Discutir isto é um linear acto antidemocrático e deve ser tratado como tal.
O ensino privado – que é um negócio como outro qualquer e, portanto, tem como objectivo central a obtenção de lucros –, aproveitou a oportunidade que se lhe abriu (no início dos anos 80) nos locais onde havia carência de escolas públicas, celebrando «contratos de associação» com o Estado para suprir essas falhas, enquanto elas se registarem.
Daí o investimento na construção de novas ou requalificação de antigas escolas ao longo dos anos, visando suprir as carências que deram origem aos contratos de associação e alargar a rede pública.
No governo Passos/Portas, o ministro da Educação, Nuno Crato, mudou o estatuto do Ensino Particular e Cooperativo em 2013, permitindo aos colégios e similares fazer acordos com o Estado mesmo onde exista oferta pública disponível e próxima – o que contraria frontalmente o preceito constitucional de escola pública e o estatuído sobre os objectivos dos contratos de associação – e, no final do seu mandato, Crato celebrou contratos por um período de três anos, consumando uma ilegalidade e projectando-a para o futuro, acompanhada duma gazua ideológica também ilegal e de direita: a do «direito de escolher a escola dos filhos».
Uma gazua ilegal, não porque os pais não possam escolher a escola onde querem meter os filhos – podem fazê-lo, desde que a paguem, caso seja privada, a não ser onde a escola pública não tem condições para acolher esses alunos –, mas uma falácia não consentânea com o preceito constitucional do ensino universal e gratuito e que PSD e CDS, apostados em fomentar uma «guerra», insistem em brandir.
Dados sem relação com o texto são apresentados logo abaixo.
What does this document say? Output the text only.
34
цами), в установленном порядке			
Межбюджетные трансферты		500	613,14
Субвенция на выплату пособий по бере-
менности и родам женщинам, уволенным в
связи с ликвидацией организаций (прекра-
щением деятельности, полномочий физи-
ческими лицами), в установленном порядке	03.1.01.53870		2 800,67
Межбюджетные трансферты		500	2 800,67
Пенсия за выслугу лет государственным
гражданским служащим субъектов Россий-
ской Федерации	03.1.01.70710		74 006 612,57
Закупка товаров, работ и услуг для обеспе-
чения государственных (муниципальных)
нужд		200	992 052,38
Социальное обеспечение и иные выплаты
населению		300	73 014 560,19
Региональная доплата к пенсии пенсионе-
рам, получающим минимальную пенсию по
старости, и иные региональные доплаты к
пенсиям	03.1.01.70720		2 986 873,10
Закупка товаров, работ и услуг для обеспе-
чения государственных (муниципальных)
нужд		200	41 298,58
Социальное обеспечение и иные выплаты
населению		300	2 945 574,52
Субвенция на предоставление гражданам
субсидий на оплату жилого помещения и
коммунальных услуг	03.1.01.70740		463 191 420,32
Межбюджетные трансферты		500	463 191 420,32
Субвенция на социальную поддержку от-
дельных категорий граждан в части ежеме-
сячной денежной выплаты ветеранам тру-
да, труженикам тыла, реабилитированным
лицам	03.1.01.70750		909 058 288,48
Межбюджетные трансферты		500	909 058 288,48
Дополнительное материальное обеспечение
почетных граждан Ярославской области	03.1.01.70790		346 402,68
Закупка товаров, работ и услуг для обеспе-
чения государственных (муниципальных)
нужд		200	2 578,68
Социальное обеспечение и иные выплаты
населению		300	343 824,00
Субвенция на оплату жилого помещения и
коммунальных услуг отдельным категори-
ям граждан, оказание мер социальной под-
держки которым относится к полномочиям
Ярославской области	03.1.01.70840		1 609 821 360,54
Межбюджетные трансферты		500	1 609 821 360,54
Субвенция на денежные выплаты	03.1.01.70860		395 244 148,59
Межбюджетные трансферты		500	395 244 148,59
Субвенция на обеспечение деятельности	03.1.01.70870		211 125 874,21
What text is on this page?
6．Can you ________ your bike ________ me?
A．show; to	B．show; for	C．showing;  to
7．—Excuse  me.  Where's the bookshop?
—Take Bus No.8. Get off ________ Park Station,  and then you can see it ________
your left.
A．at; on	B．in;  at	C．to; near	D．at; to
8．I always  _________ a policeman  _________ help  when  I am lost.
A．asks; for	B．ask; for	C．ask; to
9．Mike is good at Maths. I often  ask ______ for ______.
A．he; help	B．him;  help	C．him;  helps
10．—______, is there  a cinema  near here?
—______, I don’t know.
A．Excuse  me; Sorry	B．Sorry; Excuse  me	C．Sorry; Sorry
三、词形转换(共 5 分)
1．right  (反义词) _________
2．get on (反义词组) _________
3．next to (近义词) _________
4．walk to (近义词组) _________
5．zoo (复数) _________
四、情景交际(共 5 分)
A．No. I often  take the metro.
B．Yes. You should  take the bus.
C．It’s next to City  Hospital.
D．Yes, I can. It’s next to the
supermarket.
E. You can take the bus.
Uma falácia e uma hipocrisia tanto mais graves quanto, em Junho de 2015, o Ministério da Educação presidido então por Nuno Crato reconhecia sem sofismas que «qualquer assumpção de compromissos pluri-anuais que obrigue o Estado a fazer contratos quando não há carência é ilegal».
Sejamos claros: este «não problema» dos contratos de associação resulta dum desmando legislativo praticado pelo ministro Crato em fim de mandato e quando já estava com um pé fora do governo.
Invocar esse desmando como «compromisso do Estado» é tão grotesco como achar que legislação aprovada por um governo seja inamovível pelo Executivo seguinte, mesmo que tal legislação haja sido aprovada ao arrepio de normas constitucionais e fundamentos da República democrática.
Daí a falsa polémica sobre «o direito à escolha da escola», que só existe no nosso ordenamento jurídico-constitucional para quem se disponha a pagar os preços e custos das escolas privadas.
Que é o que, pelos vistos, alguns não querem: pagar.
Mas querem que o dinheiro público lhes pague os gostos privados.
Tá bem, abelha.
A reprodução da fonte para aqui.